Gülseren Budayıcıoğlu kitaplarından sonra psikoloji içerikli kitaplar okumak bende bir ihtiyaç haline geldi sanki. Her bir öyküde insan psikolojisinin değişik yönlerini görmek çok ilgi çekici gerçekten.
.
.
Budayıcıoğlu okurken fark ettiğim ve asıl vurgulanan şey, şu anki hayatımızda yaptığımız-yaşadığımız her ne varsa temelinin çocuklukta ve geçmişte atılmış olduğu.

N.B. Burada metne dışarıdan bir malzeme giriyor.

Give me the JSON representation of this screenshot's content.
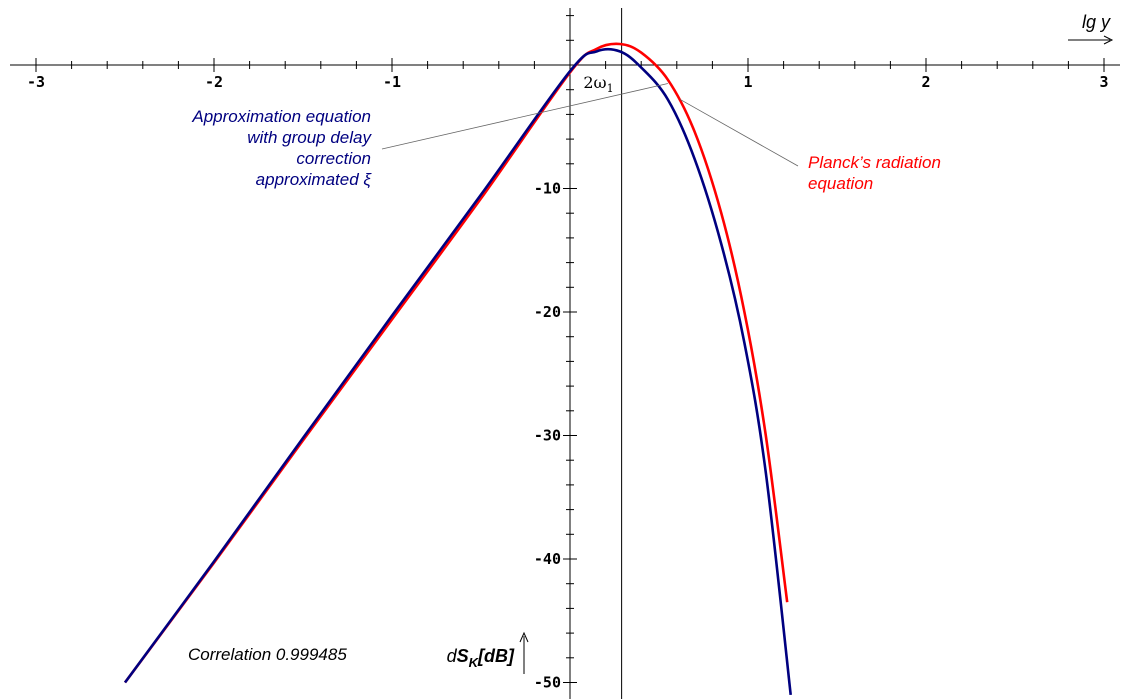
{
  "chart_data": {
    "type": "line",
    "xlabel": "lg y",
    "ylabel_prefix": "d",
    "ylabel_main": "S",
    "ylabel_sub": "K",
    "ylabel_suffix": "[dB]",
    "xlim": [
      -3.1,
      3.1
    ],
    "ylim": [
      -51,
      5
    ],
    "x_ticks": [
      -3,
      -2,
      -1,
      1,
      2,
      3
    ],
    "x_tick_labels": [
      "-3",
      "-2",
      "-1",
      "1",
      "2",
      "3"
    ],
    "y_ticks": [
      -10,
      -20,
      -30,
      -40,
      -50
    ],
    "y_tick_labels": [
      "-10",
      "-20",
      "-30",
      "-40",
      "-50"
    ],
    "marker_label": "2ω",
    "marker_sub": "1",
    "marker_x": 0.29,
    "colors": {
      "planck": "#ff0000",
      "approx": "#000080"
    },
    "series": [
      {
        "key": "planck",
        "x": [
          -2.5,
          -2.0,
          -1.5,
          -1.0,
          -0.5,
          0.0,
          0.15,
          0.28,
          0.4,
          0.55,
          0.7,
          0.85,
          0.98,
          1.1,
          1.22
        ],
        "y": [
          -50.0,
          -40.3,
          -30.4,
          -20.6,
          -10.8,
          -0.6,
          1.3,
          1.7,
          1.0,
          -1.2,
          -5.4,
          -12.0,
          -20.0,
          -30.0,
          -43.5
        ]
      },
      {
        "key": "approx",
        "x": [
          -2.5,
          -2.0,
          -1.5,
          -1.0,
          -0.5,
          0.0,
          0.15,
          0.28,
          0.4,
          0.55,
          0.7,
          0.85,
          0.98,
          1.1,
          1.24
        ],
        "y": [
          -50.0,
          -40.2,
          -30.2,
          -20.3,
          -10.5,
          -0.5,
          1.1,
          1.1,
          -0.2,
          -2.8,
          -7.6,
          -14.5,
          -22.5,
          -33.0,
          -51.0
        ]
      }
    ],
    "annotations": [
      {
        "key": "approx",
        "lines": [
          "Approximation equation",
          "with group delay",
          "correction",
          "approximated ξ"
        ],
        "anchor": [
          0.55,
          -1.5
        ]
      },
      {
        "key": "planck",
        "lines": [
          "Planck’s radiation",
          "equation"
        ],
        "anchor": [
          0.62,
          -2.8
        ]
      }
    ],
    "correlation_text": "Correlation 0.999485"
  }
}
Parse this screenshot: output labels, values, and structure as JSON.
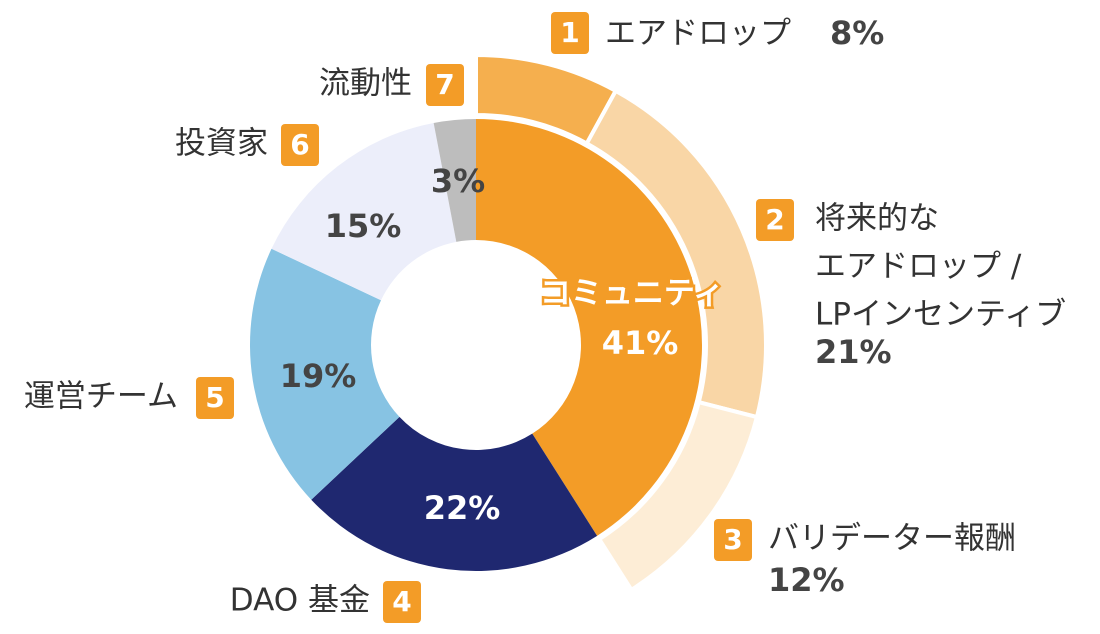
{
  "chart_data": {
    "type": "nested-donut",
    "inner": {
      "categories": [
        "コミュニティ",
        "DAO 基金",
        "運営チーム",
        "投資家",
        "流動性"
      ],
      "badges": [
        null,
        "4",
        "5",
        "6",
        "7"
      ],
      "values": [
        41,
        22,
        19,
        15,
        3
      ],
      "value_labels": [
        "41%",
        "22%",
        "19%",
        "15%",
        "3%"
      ],
      "colors": [
        "#F39C27",
        "#1F2870",
        "#87C3E3",
        "#ECEEFA",
        "#BDBDBD"
      ]
    },
    "outer": {
      "categories": [
        [
          "エアドロップ"
        ],
        [
          "将来的な",
          "エアドロップ /",
          "LPインセンティブ"
        ],
        [
          "バリデーター報酬"
        ]
      ],
      "badges": [
        "1",
        "2",
        "3"
      ],
      "values": [
        8,
        21,
        12
      ],
      "value_labels": [
        "8%",
        "21%",
        "12%"
      ],
      "colors": [
        "#F5AF4E",
        "#F9D6A6",
        "#FDEDD6"
      ]
    }
  }
}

Yalom da hastalarında ortaya çıkan sıkıntıyı çözümlemek için geçmişe dönüyor ve konuştukça o temel ortaya çıkıyor ve hasta farkındalığın getirdiği rahatlamayı yaşıyor ve terapiden mutlu ayrılıyor.
.
.
Bu kitaplarda doktorun da iç sesini duyabildiğimiz için, objektif bir şekilde hem sorunu hem çözümü hem de süreci okumanın tadını çıkarıyoruz.
.
.
Daha önce Nietzsche Ağladığında kitabını hayranlıkla okumuştum . Aynı muazzam anlatımıyla on farklı öyküyü okumak çok güzeldi.
.
.
.
“İnsan ancak bir içgörüyü kemiklerinde hissettiği zaman ona sahip olur.”
.
.
“...yaşanmamış yaşam ya da gerçekleştirilmemiş potansiyel ne kadar fazlaysa kişinin ölüm kaygısı da o kadar büyük olur.”
.
.
“...eğer insan ölülerle yaşamayı öğrenecekse, önce yaşayanlarla yaşamayı öğrenmelidir.”
.
.
“İnsanın çocuğu aslında onun ölümsüzlük projesidir. Mesleki dilde, anne babanın kaybı “obje kaybı” iken çocuğun kaybı “proje kaybı”dır.”
.
.
"İncelenmemiş bir yaşam, yaşanmaya değmez."